In a move that caught nearly everyone looking the other way, the MPC cu the OPR by 25bp yesterday (as if you could have missed this bit of news) (excerpt):
At the Monetary Policy Committee (MPC) meeting today, Bank Negara Malaysia decided to reduce the Overnight Policy Rate (OPR) to 3.00 percent. The ceiling and floor rates of the corridor for the OPR are correspondingly reduced to 3.25 percent and 2.75 percent respectively….
…Looking ahead, there are increasing signs of moderating growth momentum in the major economies. Global growth prospects have also become more susceptible to increased downside risks in light of possible repercussions from the EU referendum in the United Kingdom….
…For Malaysia, domestic demand continues to be the main driver of growth. Private consumption will be supported by growth in income and employment, and measures implemented by the Government. While investment in the oil and gas sector is moderating, overall investment is expected to be supported by the on-going implementation of infrastructure projects and capital spending in the manufacturing and services sectors. Exports are projected to remain weak following more subdued demand from Malaysia’s key trading partners. Overall, while the domestic economy remains on track to expand in 2016 and 2017, the uncertainties in the global environment could weigh on Malaysia’s growth prospects….
…inflation is projected to be lower at 2 – 3 percent in 2016, compared to an earlier projection of 2.5 – 3.5 percent, and continue to remain stable in 2017.
Overall domestic financial conditions have remained stable since the previous MPC meeting with financial markets continuing to function in an orderly manner. The risks of destabilising financial imbalances have receded….
…The adjustment to the OPR is intended for the degree of monetary accommodativeness to remain consistent with the policy stance to ensure that the domestic economy continues on a steady growth path amid stable inflation, supported by continued healthy financial intermediation in the economy. The MPC will continue to monitor and assess the balance of risks surrounding the outlook for domestic growth and inflation.
I have a full slate today, so I can’t go into too much detail as to the whys and wherefores. Best I can say is that: It’s complicated. There are a lot of things going on in the data, most of which aren’t “trends” but one-offs, which makes reading the tea leaves that much harder. I’m officially declaring 2016 to be the Year of the Base Effect.

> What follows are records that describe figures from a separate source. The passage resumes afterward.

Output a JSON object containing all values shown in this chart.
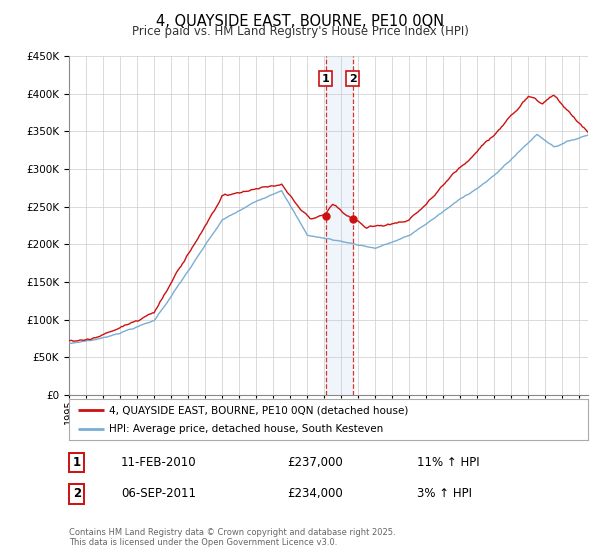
{
  "title": "4, QUAYSIDE EAST, BOURNE, PE10 0QN",
  "subtitle": "Price paid vs. HM Land Registry's House Price Index (HPI)",
  "legend_line1": "4, QUAYSIDE EAST, BOURNE, PE10 0QN (detached house)",
  "legend_line2": "HPI: Average price, detached house, South Kesteven",
  "transaction1_date": "11-FEB-2010",
  "transaction1_price": "£237,000",
  "transaction1_hpi": "11% ↑ HPI",
  "transaction2_date": "06-SEP-2011",
  "transaction2_price": "£234,000",
  "transaction2_hpi": "3% ↑ HPI",
  "transaction1_year": 2010.09,
  "transaction2_year": 2011.67,
  "t1_price_val": 237000,
  "t2_price_val": 234000,
  "footer": "Contains HM Land Registry data © Crown copyright and database right 2025.\nThis data is licensed under the Open Government Licence v3.0.",
  "hpi_color": "#7aadd4",
  "price_color": "#cc1111",
  "marker_color": "#cc1111",
  "bg_color": "#ffffff",
  "grid_color": "#cccccc",
  "ylim_min": 0,
  "ylim_max": 450000,
  "xlim_min": 1995,
  "xlim_max": 2025.5
}
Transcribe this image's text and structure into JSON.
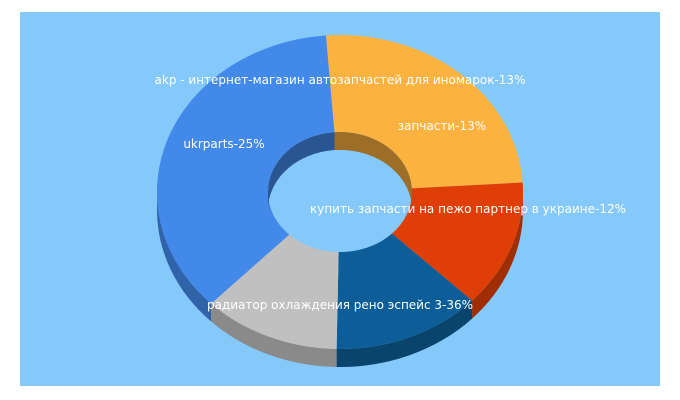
{
  "chart_data": {
    "type": "pie",
    "variant": "3d-donut",
    "title": "",
    "background_color": "#84c9f9",
    "slices": [
      {
        "label": "радиатор охлаждения рено эспейс 3-36%",
        "value": 36,
        "color": "#4289e9"
      },
      {
        "label": "ukrparts-25%",
        "value": 25,
        "color": "#fcb23f"
      },
      {
        "label": "akp - интернет-магазин автозапчастей для иномарок-13%",
        "value": 13,
        "color": "#df3f07"
      },
      {
        "label": "запчасти-13%",
        "value": 13,
        "color": "#0d5e98"
      },
      {
        "label": "купить запчасти на пежо партнер в украине-12%",
        "value": 12,
        "color": "#c0c0c0"
      }
    ]
  }
}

What I can say right now is that I’m uncomfortable with the MYR’s recent strength, which amounts to a tightening of monetary conditions regardless of what BNM does. It’s also getting increasingly out of line with other oil & gas currencies like the CAD and AUD. Further MYR appreciation would, in my view, require offsetting cuts by BNM. This is all predicated on a domestic economy viewpoint of course – this isn’t about export competitiveness (aka currency wars), but rather export revenues.
There’s certainly more than a hint in the last couple of sentences of more monetary easing to come.